Personal information
- Nickname: Relentless
- Nationality: British
- Born: 7 July 1979 (age 47) Birkenhead, Merseyside, England
- Height: 5 ft 6+1⁄2 in (169 cm)
- Weight: Featherweight; Super featherweight;

Boxing career
- Stance: Orthodox

Boxing record
- Total fights: 29
- Wins: 18
- Win by KO: 6
- Losses: 10
- Draws: 1

= Jamie McKeever =

British former professional boxer (born 1979)

Jamie McKeever (born 7 July 1979) is a British former professional boxer who competed from 1998 to 2010. He held the British featherweight title in 2003 and challenged once for the Commonwealth featherweight title in 2006.

==Career==
Born in Birkenhead, McKeever made his professional debut in March 1998 with a points win over Dave Hinds. After winning 13 of his first 17 fights he beat Tony Mulholland in September 2002 to take the vacant BBBofC Central Area and World Boxing Foundation Intercontinental featherweight titles.
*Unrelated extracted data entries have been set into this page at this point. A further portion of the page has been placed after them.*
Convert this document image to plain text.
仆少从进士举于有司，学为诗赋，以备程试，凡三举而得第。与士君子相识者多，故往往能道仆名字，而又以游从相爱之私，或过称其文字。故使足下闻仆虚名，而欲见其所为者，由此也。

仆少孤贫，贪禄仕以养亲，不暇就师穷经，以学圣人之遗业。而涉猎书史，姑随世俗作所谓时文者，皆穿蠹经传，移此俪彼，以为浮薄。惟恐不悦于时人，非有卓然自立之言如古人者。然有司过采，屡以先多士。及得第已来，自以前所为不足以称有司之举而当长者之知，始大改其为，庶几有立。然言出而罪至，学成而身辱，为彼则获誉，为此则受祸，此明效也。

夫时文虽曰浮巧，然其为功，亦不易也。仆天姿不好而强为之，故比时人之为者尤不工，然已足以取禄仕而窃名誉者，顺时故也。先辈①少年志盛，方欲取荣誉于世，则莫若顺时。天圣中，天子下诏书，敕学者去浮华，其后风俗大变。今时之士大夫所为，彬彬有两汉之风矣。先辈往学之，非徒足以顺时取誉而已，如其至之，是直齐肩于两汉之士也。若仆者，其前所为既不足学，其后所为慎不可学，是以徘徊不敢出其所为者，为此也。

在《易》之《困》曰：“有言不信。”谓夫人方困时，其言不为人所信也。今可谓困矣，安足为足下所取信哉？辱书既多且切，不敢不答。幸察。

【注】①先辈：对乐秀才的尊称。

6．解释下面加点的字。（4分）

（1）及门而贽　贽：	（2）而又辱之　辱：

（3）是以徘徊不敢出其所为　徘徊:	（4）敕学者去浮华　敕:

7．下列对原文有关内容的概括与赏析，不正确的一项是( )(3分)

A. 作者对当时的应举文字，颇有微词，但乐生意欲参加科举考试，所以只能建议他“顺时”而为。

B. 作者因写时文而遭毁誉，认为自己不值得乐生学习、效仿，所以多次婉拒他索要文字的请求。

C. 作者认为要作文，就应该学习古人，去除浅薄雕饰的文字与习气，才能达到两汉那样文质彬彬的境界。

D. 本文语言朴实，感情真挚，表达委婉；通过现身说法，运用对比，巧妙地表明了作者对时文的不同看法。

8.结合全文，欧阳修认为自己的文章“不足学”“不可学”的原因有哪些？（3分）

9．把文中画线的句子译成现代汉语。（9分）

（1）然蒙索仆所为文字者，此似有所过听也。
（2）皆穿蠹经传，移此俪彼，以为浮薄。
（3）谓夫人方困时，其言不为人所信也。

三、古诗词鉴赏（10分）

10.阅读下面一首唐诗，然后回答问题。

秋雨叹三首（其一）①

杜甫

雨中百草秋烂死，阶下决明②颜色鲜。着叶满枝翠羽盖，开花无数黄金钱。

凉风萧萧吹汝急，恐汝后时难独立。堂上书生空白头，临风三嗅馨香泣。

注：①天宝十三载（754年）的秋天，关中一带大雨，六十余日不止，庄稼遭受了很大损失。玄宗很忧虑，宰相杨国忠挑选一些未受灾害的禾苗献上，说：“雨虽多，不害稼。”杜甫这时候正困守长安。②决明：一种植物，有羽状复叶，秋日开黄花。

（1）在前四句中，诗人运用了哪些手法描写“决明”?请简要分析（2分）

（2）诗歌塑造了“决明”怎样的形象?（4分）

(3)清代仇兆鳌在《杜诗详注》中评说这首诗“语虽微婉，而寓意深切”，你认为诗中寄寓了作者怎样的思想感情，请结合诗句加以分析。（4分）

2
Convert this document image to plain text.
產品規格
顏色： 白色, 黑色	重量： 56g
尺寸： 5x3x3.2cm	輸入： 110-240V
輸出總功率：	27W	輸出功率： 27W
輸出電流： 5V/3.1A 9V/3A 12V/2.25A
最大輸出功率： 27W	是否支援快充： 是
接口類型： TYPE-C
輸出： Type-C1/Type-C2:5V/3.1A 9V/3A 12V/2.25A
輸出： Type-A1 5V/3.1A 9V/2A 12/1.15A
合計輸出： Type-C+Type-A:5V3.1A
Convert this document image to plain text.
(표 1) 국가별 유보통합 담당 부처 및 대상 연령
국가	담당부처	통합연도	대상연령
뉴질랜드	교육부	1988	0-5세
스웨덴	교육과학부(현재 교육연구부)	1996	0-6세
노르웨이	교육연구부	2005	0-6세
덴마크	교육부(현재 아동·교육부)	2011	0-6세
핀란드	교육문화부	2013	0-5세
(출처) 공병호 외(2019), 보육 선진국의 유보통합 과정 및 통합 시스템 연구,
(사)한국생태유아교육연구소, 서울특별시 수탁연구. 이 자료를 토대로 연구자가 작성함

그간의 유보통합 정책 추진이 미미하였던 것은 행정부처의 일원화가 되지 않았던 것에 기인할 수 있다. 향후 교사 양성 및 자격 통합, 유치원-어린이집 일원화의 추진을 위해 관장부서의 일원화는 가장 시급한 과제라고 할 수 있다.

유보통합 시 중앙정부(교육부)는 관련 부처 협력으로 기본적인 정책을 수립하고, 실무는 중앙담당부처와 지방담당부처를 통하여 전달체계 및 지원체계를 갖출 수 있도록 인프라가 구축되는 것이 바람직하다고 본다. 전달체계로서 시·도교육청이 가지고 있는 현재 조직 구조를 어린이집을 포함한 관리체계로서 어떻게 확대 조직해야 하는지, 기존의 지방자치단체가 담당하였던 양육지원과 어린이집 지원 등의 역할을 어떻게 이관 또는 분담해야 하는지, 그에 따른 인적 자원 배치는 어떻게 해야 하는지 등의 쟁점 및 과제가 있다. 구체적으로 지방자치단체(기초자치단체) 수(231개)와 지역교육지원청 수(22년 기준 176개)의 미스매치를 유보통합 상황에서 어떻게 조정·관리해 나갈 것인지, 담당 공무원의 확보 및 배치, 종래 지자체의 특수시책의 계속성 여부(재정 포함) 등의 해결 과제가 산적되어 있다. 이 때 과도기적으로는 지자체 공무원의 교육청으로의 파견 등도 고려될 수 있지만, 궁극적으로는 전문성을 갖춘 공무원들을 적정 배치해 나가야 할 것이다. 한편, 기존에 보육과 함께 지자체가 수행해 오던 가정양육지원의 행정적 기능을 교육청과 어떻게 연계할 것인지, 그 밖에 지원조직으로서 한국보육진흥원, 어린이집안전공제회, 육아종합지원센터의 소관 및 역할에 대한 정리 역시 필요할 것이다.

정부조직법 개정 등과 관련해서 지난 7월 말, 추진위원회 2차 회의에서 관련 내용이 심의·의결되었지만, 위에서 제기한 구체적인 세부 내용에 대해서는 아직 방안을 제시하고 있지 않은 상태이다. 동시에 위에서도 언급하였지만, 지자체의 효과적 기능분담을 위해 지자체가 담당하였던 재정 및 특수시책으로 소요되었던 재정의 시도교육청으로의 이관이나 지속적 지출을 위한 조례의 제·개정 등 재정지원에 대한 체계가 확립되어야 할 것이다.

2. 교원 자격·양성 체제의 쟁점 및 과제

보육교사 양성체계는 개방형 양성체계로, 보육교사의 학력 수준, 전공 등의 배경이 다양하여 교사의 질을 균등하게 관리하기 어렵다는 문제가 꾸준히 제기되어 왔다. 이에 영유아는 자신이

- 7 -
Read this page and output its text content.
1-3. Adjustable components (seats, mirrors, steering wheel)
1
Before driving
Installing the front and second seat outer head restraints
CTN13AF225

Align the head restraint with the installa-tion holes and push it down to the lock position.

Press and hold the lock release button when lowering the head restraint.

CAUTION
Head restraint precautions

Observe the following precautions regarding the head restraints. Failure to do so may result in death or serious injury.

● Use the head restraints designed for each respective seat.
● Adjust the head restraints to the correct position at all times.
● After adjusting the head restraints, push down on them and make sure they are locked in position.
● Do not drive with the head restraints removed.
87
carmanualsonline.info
McKeever and Mulholland met again in February 2003 for the vacant British featherweight title; McKeever stopped Mulholland in the sixth round to become British champion. In May he defended the title against Roy Rutherford, losing on points. He didn't fight again until he challenged for the title again in February 2004, this time against Dazzo Williams in Bridgend. The fight again went the distance, with Williams retaining the title.

After 18 months out of the ring, McKeever returned in September 2005, winning his next three fights before challenging Jackson Asiku for the Commonwealth featherweight title in June 2006, Asiku stopping him in the first round.

In February 2007 he lost on points to Ryan Barrett for the British Master featherweight title, and the following month was stopped by Stevie Bell for the vacant BBBofC Central Area super featherweight title. In October he announced his retirement from boxing, but he returned in June 2008, Ryan Brawley stopping him in the seventh round.

In May 2010 he returned for the final time, losing on points to Dougie Curran.